Sometimes it requires
a sack of antlers
to rip open
on a snag
and rain down
through the trees.
Dark Field
As for the blue flame
of my dream
and the long shadows
that crowd the barn at dusk
in the living world
both are the headwaters of the other
and in both the owls
are the white masts
of white ships
they roost
in the alders
they ornament
the landscape
like thoughts
hung out to dry
they nestle
a treecrook deep
or slump in place
their heads
make slow orbits
around their voices
of smoke
it’s obvious now
that an owl in a dream
and an owl at dusk
are each a nautical instrument
kept in a drawer
when I open it
by its loose glass nob
I hear the gray wing
of my mother’s breath
navigate the stars
as she irons
her linen napkins
in a room whose light
dances off the hutch
in the past tense
the air around us
my mother and I
could be a Swedish novel
titled The Dark Lantern
in which the engine
of an owl
is driven by empty
wooden spools
and sideways looks
an owl hisses
in my dream
shifting one foot
to the other
like a sailor
come to port
it whistles back
from the dusklight
as the barn door
slides on its rollers
iron ore pumps
through its wings
it flashes forth
like the night’s pickpocket
its eye afloat
in a suspension
of gypsum and ash
if you see an owl
before it sees you
then your name
enters into a ledger
whose purpose
is also the purpose
of the blue flame burning
toward the dark field
of its wick.
Michael McGriff is an author, editor, and translator.
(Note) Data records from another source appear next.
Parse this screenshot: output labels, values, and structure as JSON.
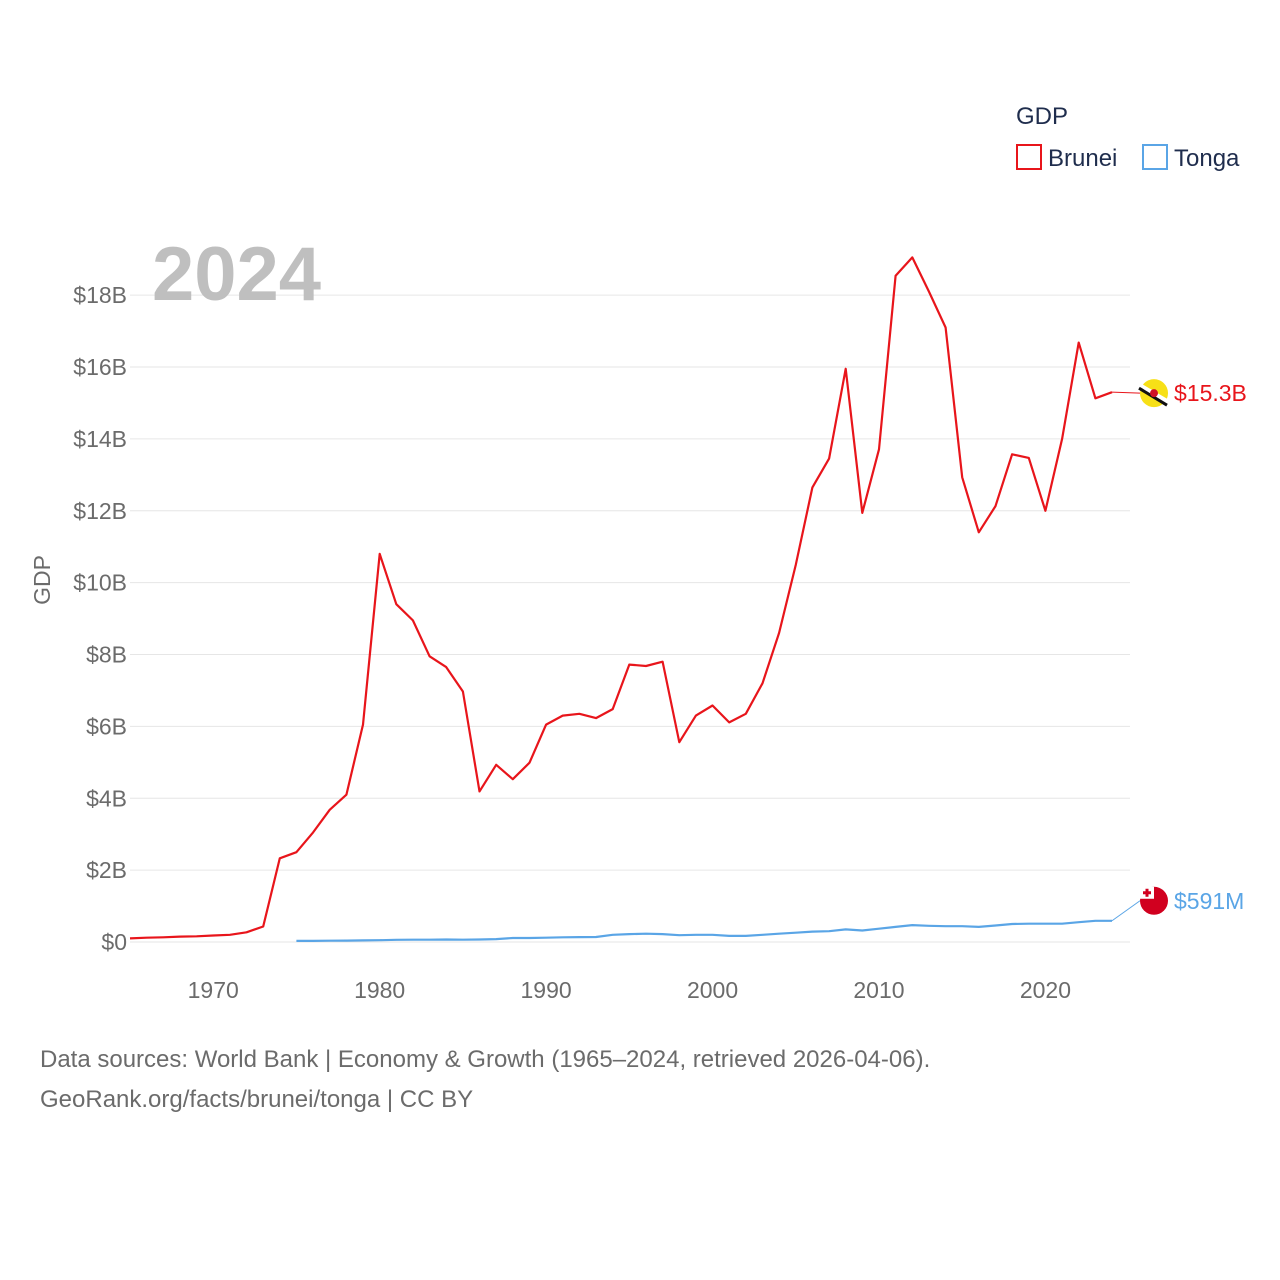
{
  "chart_data": {
    "type": "line",
    "title": "GDP",
    "ylabel": "GDP",
    "xlabel": "",
    "watermark_year": "2024",
    "xlim": [
      1965,
      2024
    ],
    "ylim": [
      0,
      19200000000
    ],
    "x_ticks": [
      1970,
      1980,
      1990,
      2000,
      2010,
      2020
    ],
    "x_tick_labels": [
      "1970",
      "1980",
      "1990",
      "2000",
      "2010",
      "2020"
    ],
    "y_ticks": [
      0,
      2000000000,
      4000000000,
      6000000000,
      8000000000,
      10000000000,
      12000000000,
      14000000000,
      16000000000,
      18000000000
    ],
    "y_tick_labels": [
      "$0",
      "$2B",
      "$4B",
      "$6B",
      "$8B",
      "$10B",
      "$12B",
      "$14B",
      "$16B",
      "$18B"
    ],
    "grid": true,
    "legend_placement": "top-right",
    "series": [
      {
        "name": "Brunei",
        "color": "#e8151b",
        "end_label": "$15.3B",
        "flag_icon": "brunei-flag-icon",
        "x": [
          1965,
          1966,
          1967,
          1968,
          1969,
          1970,
          1971,
          1972,
          1973,
          1974,
          1975,
          1976,
          1977,
          1978,
          1979,
          1980,
          1981,
          1982,
          1983,
          1984,
          1985,
          1986,
          1987,
          1988,
          1989,
          1990,
          1991,
          1992,
          1993,
          1994,
          1995,
          1996,
          1997,
          1998,
          1999,
          2000,
          2001,
          2002,
          2003,
          2004,
          2005,
          2006,
          2007,
          2008,
          2009,
          2010,
          2011,
          2012,
          2013,
          2014,
          2015,
          2016,
          2017,
          2018,
          2019,
          2020,
          2021,
          2022,
          2023,
          2024
        ],
        "values": [
          100000000.0,
          120000000.0,
          130000000.0,
          150000000.0,
          160000000.0,
          180000000.0,
          200000000.0,
          270000000.0,
          430000000.0,
          2330000000.0,
          2500000000.0,
          3050000000.0,
          3680000000.0,
          4100000000.0,
          6050000000.0,
          10800000000.0,
          9400000000.0,
          8950000000.0,
          7950000000.0,
          7650000000.0,
          6970000000.0,
          4190000000.0,
          4930000000.0,
          4530000000.0,
          4990000000.0,
          6050000000.0,
          6300000000.0,
          6350000000.0,
          6230000000.0,
          6480000000.0,
          7720000000.0,
          7680000000.0,
          7800000000.0,
          5560000000.0,
          6300000000.0,
          6580000000.0,
          6110000000.0,
          6350000000.0,
          7200000000.0,
          8600000000.0,
          10500000000.0,
          12650000000.0,
          13450000000.0,
          15950000000.0,
          11940000000.0,
          13710000000.0,
          18540000000.0,
          19050000000.0,
          18100000000.0,
          17100000000.0,
          12930000000.0,
          11400000000.0,
          12130000000.0,
          13570000000.0,
          13470000000.0,
          12000000000.0,
          14000000000.0,
          16680000000.0,
          15130000000.0,
          15300000000.0
        ]
      },
      {
        "name": "Tonga",
        "color": "#5aa5e6",
        "end_label": "$591M",
        "flag_icon": "tonga-flag-icon",
        "x": [
          1975,
          1976,
          1977,
          1978,
          1979,
          1980,
          1981,
          1982,
          1983,
          1984,
          1985,
          1986,
          1987,
          1988,
          1989,
          1990,
          1991,
          1992,
          1993,
          1994,
          1995,
          1996,
          1997,
          1998,
          1999,
          2000,
          2001,
          2002,
          2003,
          2004,
          2005,
          2006,
          2007,
          2008,
          2009,
          2010,
          2011,
          2012,
          2013,
          2014,
          2015,
          2016,
          2017,
          2018,
          2019,
          2020,
          2021,
          2022,
          2023,
          2024
        ],
        "values": [
          30000000.0,
          30000000.0,
          35000000.0,
          40000000.0,
          45000000.0,
          50000000.0,
          60000000.0,
          65000000.0,
          65000000.0,
          70000000.0,
          65000000.0,
          70000000.0,
          80000000.0,
          110000000.0,
          110000000.0,
          120000000.0,
          130000000.0,
          135000000.0,
          140000000.0,
          200000000.0,
          220000000.0,
          230000000.0,
          220000000.0,
          190000000.0,
          200000000.0,
          200000000.0,
          170000000.0,
          170000000.0,
          200000000.0,
          230000000.0,
          260000000.0,
          290000000.0,
          300000000.0,
          350000000.0,
          320000000.0,
          370000000.0,
          420000000.0,
          470000000.0,
          450000000.0,
          440000000.0,
          440000000.0,
          420000000.0,
          460000000.0,
          500000000.0,
          510000000.0,
          510000000.0,
          510000000.0,
          550000000.0,
          590000000.0,
          591000000.0
        ]
      }
    ],
    "source_line": "Data sources: World Bank | Economy & Growth (1965–2024, retrieved 2026-04-06).",
    "credit_line": "GeoRank.org/facts/brunei/tonga | CC BY"
  }
}
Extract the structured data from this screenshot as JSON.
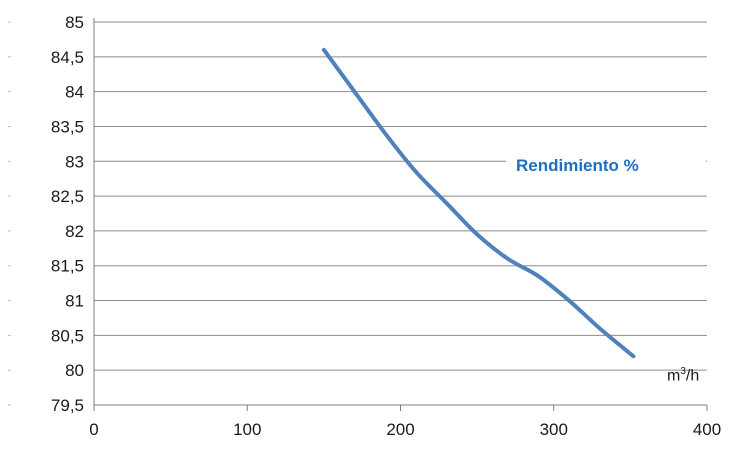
{
  "chart_data": {
    "type": "line",
    "series": [
      {
        "color": "#4f81bd",
        "x": [
          150,
          170,
          190,
          210,
          230,
          250,
          270,
          290,
          310,
          330,
          352
        ],
        "y": [
          84.6,
          84.0,
          83.4,
          82.85,
          82.4,
          81.95,
          81.6,
          81.35,
          81.0,
          80.6,
          80.2
        ]
      }
    ],
    "xlim": [
      0,
      400
    ],
    "ylim": [
      79.5,
      85
    ],
    "xticks": [
      "0",
      "100",
      "200",
      "300",
      "400"
    ],
    "yticks": [
      "85",
      "84,5",
      "84",
      "83,5",
      "83",
      "82,5",
      "82",
      "81,5",
      "81",
      "80,5",
      "80",
      "79,5"
    ],
    "annotation": "Rendimiento %",
    "annotation_color": "#1f6fbf",
    "unit_base": "m",
    "unit_exp": "3",
    "unit_tail": "/h",
    "grid": true,
    "gridline_color": "#8c8c8c"
  }
}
He was born and raised in Coos Bay, Oregon, and attended the University of Oregon, The Michener Center for Writers, and Stanford University. He is the co-author, with J. M. Tyree, of the linked story collection Our Secret Life in the Movies, which was selected as one of NPR’s Best Books of 2014. His poetry collections include Home Burial, a New York Times Book Review Editors’ Choice selection, Dismantling the Hills, and a forthcoming volume, Early Hour. He is the translator of Nobel laureate Tomas Traströmer’s The Sorrow Gondola and is the editor of a volume of David Wevill’s essential writing, To Build My Shadow a Fire. He is a former Stegner Fellow and Jones Lecturer at Stanford University, and his work has been honored with a Lannan Literary Fellowship, a Ruth Lilly Fellowship, and a grant from the National Endowment for the Arts. His writing has appeared in The New York Times, Poetry, The Believer, Tin House, American Poetry Review, and on NPR’s Weekend Edition Sunday and PBS NewsHour. He is as an assistant professor of poetry in the English Department at the University of Idaho.